What is the goal of this portfolio? 

The “Top Ten Crypto” portfolio is a democratically proportioned portfolio balanced based on votes from members of the RSC community as to what they believe are the top 10 projects by potential.
This portfolio should be much more useful given the ever-changing market dynamics. In short, you rank the projects you believe deserve a spot in the top 10. It should represent a portfolio and rank that you believe will stand the test of time. Once we have a good cross-section, we can study and make an assessment as to where we see value and perhaps where some diamonds in the rough opportunities exist. In a perfect world, we will end up with a Pareto-style distribution that describes the largest value capture in the market.

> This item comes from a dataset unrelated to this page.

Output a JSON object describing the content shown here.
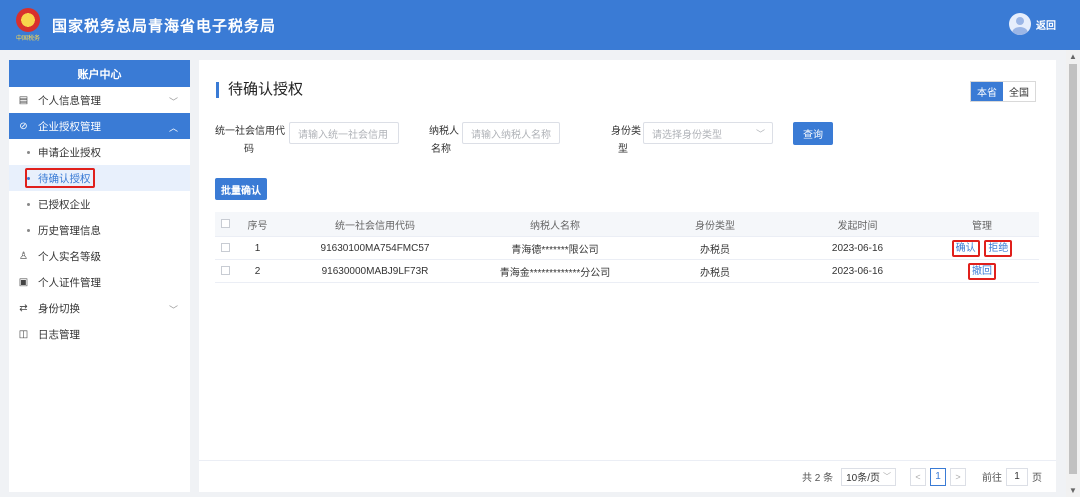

To give an update on the position, each one listed in low to high relative risk:
SoV/money == BTC, DCR
Platforms == ETH, XTZ
Private Money == XMR / ZEC / ZEN
DeFi == MKR / SNX and stablecoins
It is the most realistic way for us to distill the entirety of what we have learned (and that includes the RSC community opinion). We have an array of articles that have gradually picked off one by one different projects, some of which end up being many thousands of words to come to this conclusion. It is not capitulation because we all remain in the market. It is simply a consolidation of quality. We seek the cream of the crop as the milk turns sour on aggregate.